Thin films are relatively new drug forms, which contain one or more active substances, dispersed or adsorbed on a polymeric carrier (1). The aim of this work was to evaluate the effects of the preparation and formulation factors on film critical quality attributes. Films were prepared by solvent-casting and 3D printing of dispersion on a Ultimaker 2+. Dispersion consisted of hydroxypropylcellulose with or without the addition of sodium-alginate. Caffeine and ibuprofen were used as model drugs. The films were characterized in terms of mass, thickness, moisture content (LJ16-Moisture Analizer) and mechanical characteristics (EZ-LKS-Table-TopMachine). Obtained results indicate that 3D films had higher mass and thickness compared to casted films, except for hydroxypropylcellulose/sodium alginate/caffeine sample (37.6 and 59.0 mg/cm2 ; 526 and 642 μm). High content of dispersed substances can cause a change in polymer drying behavior, which is reflected in film characteristics. Dissolving ibuprofen in the initial dispersion, led to film increased elasticity and decreased tensile strength, negatively affecting handling and stickiness of the films prepared by either method. Differences between methods were most pronounced in films with dispersed caffeine or sodium- alginate. Sodium-alginate generally decreased, and caffeine increased flexibility. The preparation process did not affect the moisture content in samples, although the polymer drying differed between two preparation methods. Increased moisture content was generally accompanied by decreased flexibility, except for samples with ibuprofen. Obtained results indicate significant effects of the formulation process and composition on the film characteristics. Dissolved or dispersed substance content in formulation should be adapted to the chosen preparation method.
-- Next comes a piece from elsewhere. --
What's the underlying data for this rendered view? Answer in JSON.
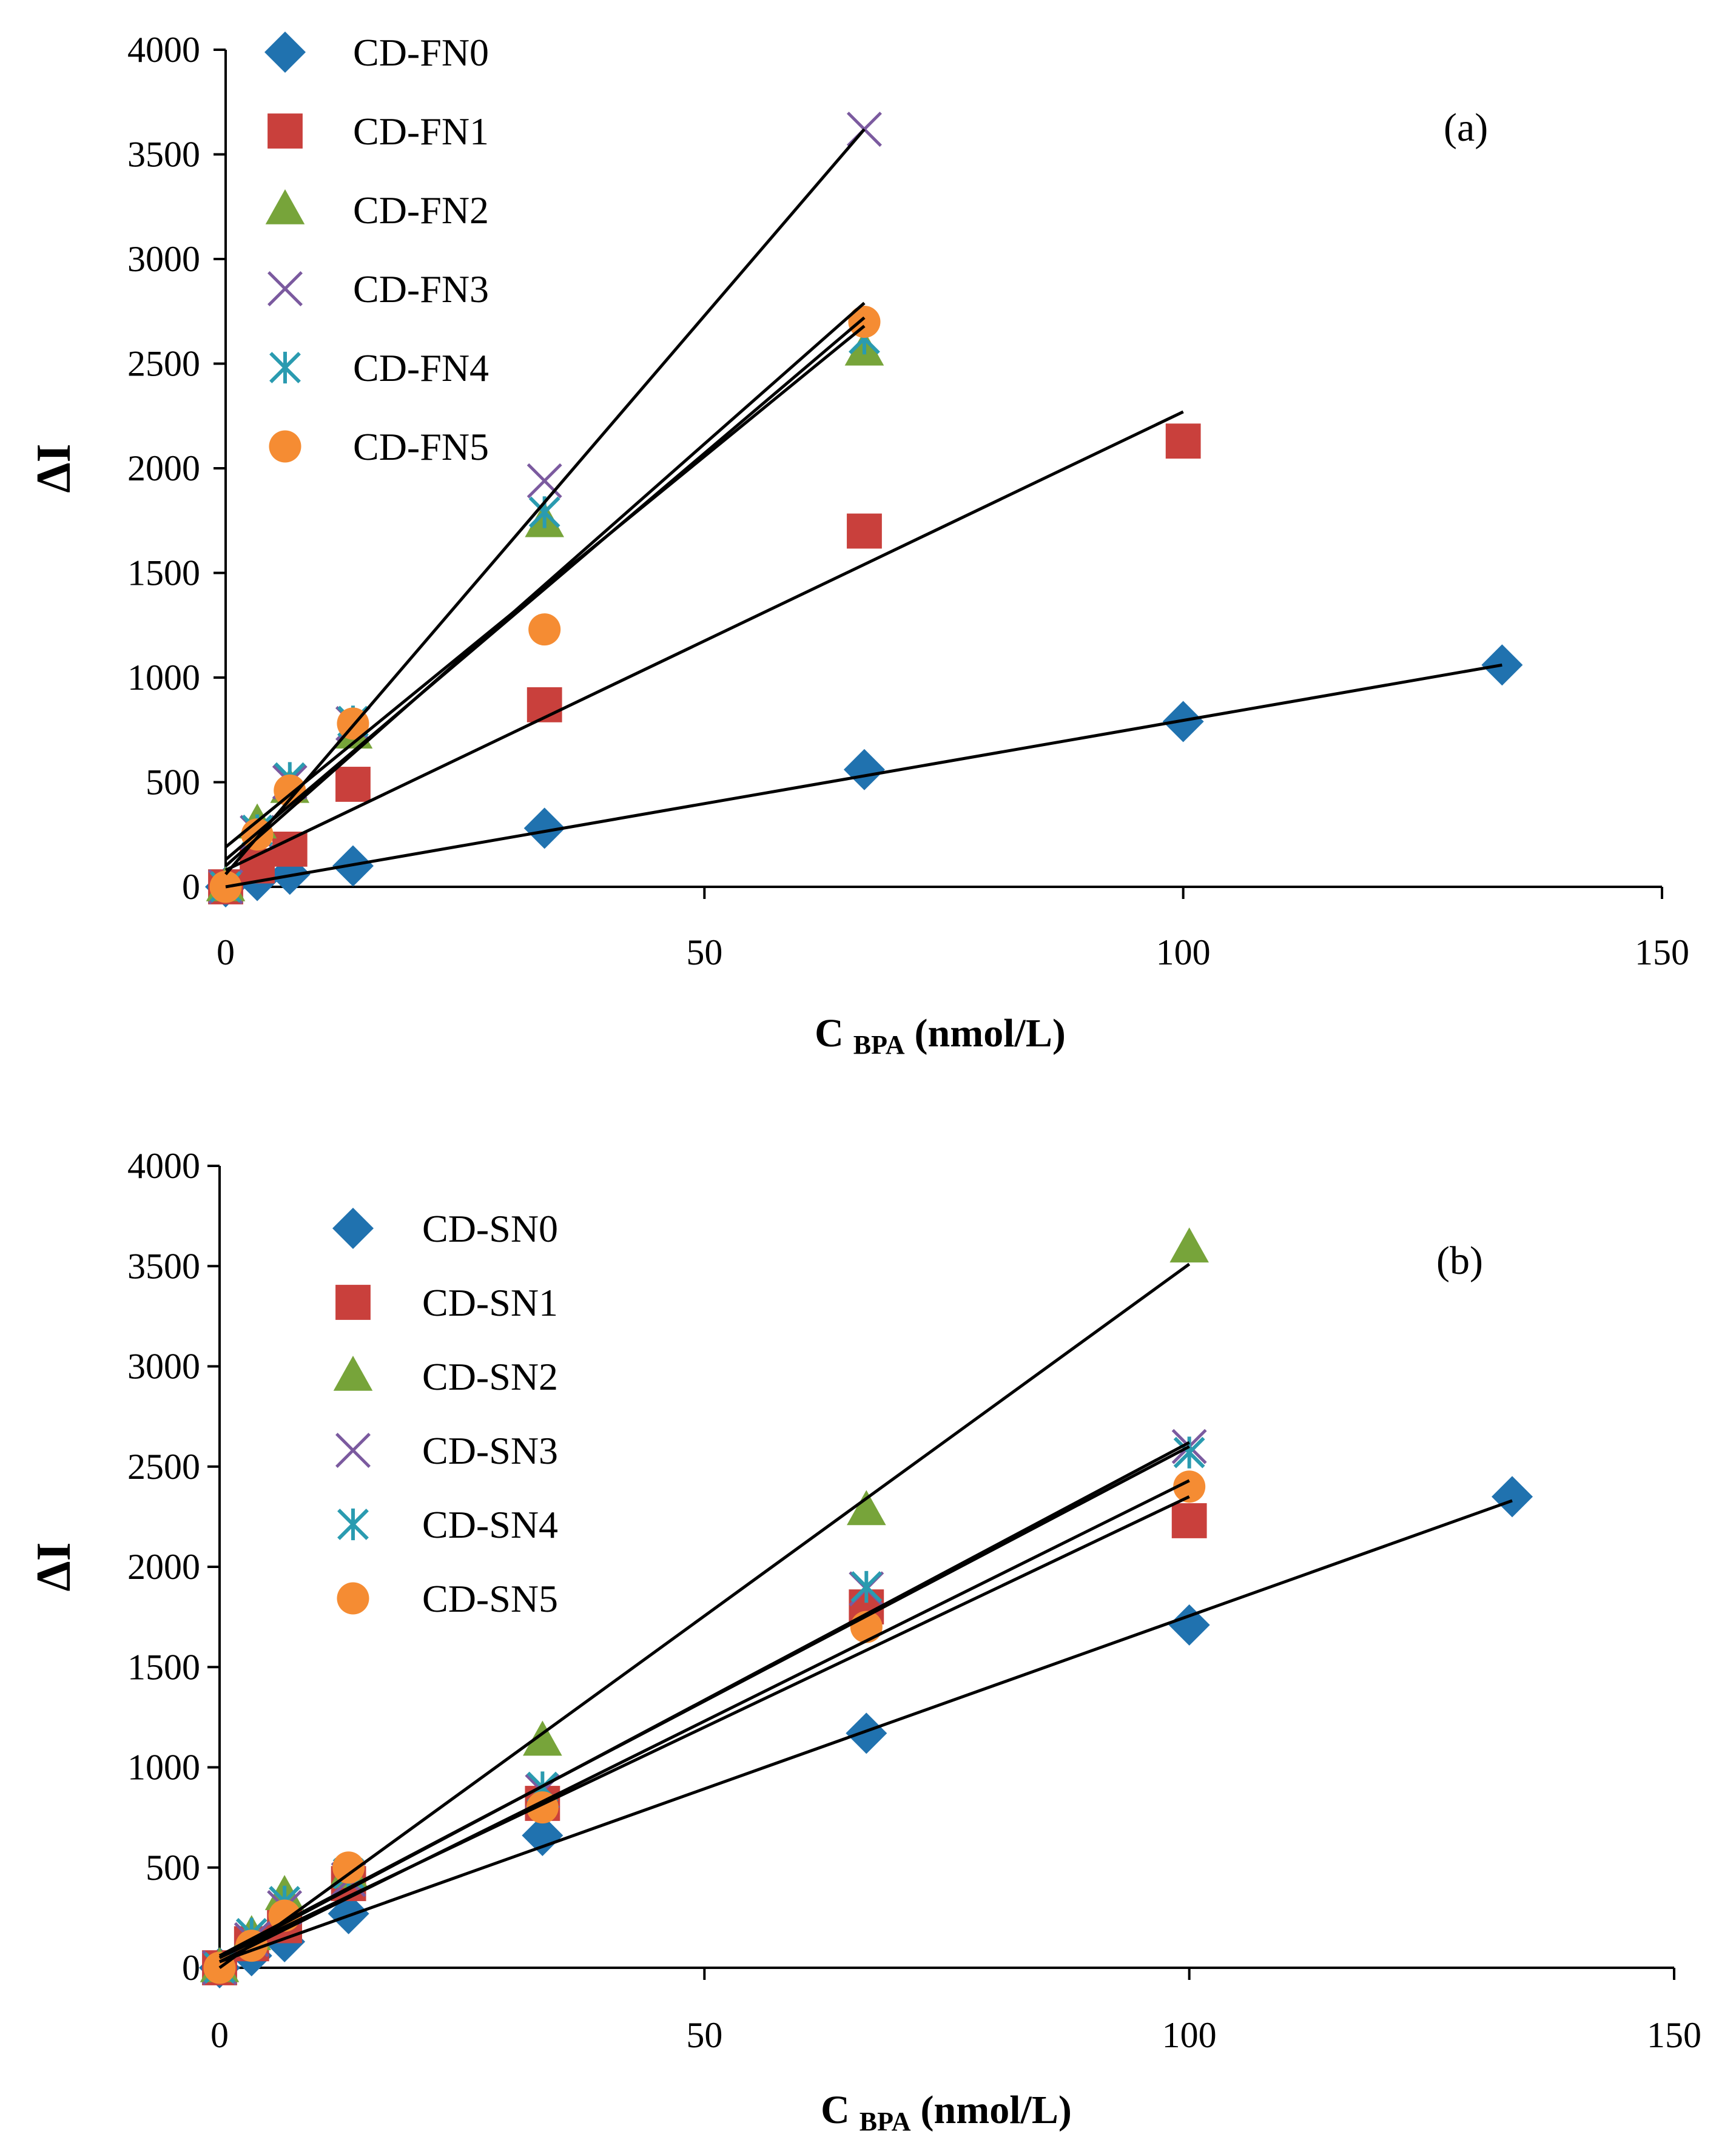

Tanki oralni filmovi predstavljaju noviji farmaceutski oblik leka, koji sadrži jednu ili više aktivnih supstanci dispergovanih ili adsorbovanih na polimernom nosaču (1). Cilj ovog rada bio je ispitivanje uticaja postupka izrade i faktora formulacije na kritična svojstva kvaliteta filmova. Filmovi su izrađivani izlivanjem disperzije u kalupe ili metodom 3D štampe (Ultimaker 2+). Disperzija se sastojala od hidroksipropilceluloze, sa ili bez dodatka natrijum- alginata. Model aktivne supstance bile su kofein i ibuprofen. Karakterizacija filmova obuhvatila je određivanje mase, debljine, udela vlage (LJ16-MoistureAnalyzer) i mehaničkih karakteristika (EZ-LX-Table-TopMachine). Dobijeni rezultati su pokazali da su 3D štampani filmovi imali veću masu i debljinu u odnosu na izlivene filmove, osim u slučaju uzorka hidroksipropilceluloza/natrijum-alginat/kofein (37,6 i 59,0 mg/cm 2; 526 i 642 μm). Visok udeo dispergovanih supstanci u uzorku može uzrokovati promenu u ponašanju polimera prilikom sušenja što se odražava na karakteristike filmova. Rastvaranje ibuprofena dovelo je do povećanja elastičnosti i smanjenja zatezne čvrstine filmova u slučaju oba postupka izrade, što je imalo negativan efekat na lakoću rukovanja i lepljivost. Postupak izrade imao je najveći uticaj na karakteristike filmova sa natrijum-alginatom i filmova koji su sadržali kofein. Natrijum-alginat je generalno smanjivao, a kofein povećavao fleksibilnost filmova. Postupak izrade nije imao uticaj na udeo vlage, iako je sušenje filmova bilo značajno različito kod ova dva postupka. Povećanje udela vlage uglavnom je pratilo smanjenje fleksibilnosti filmova, osim kod uzoraka sa ibuprofenom. Dobijeni rezultati ukazuju na značajan uticaj postupka izrade i sastava formulacije na karakteristike tankih filmova. Udeo rastvorenih ili dispergovanih supstanci u formulaciji moraju biti prilagođeni odabranom postupku izrade.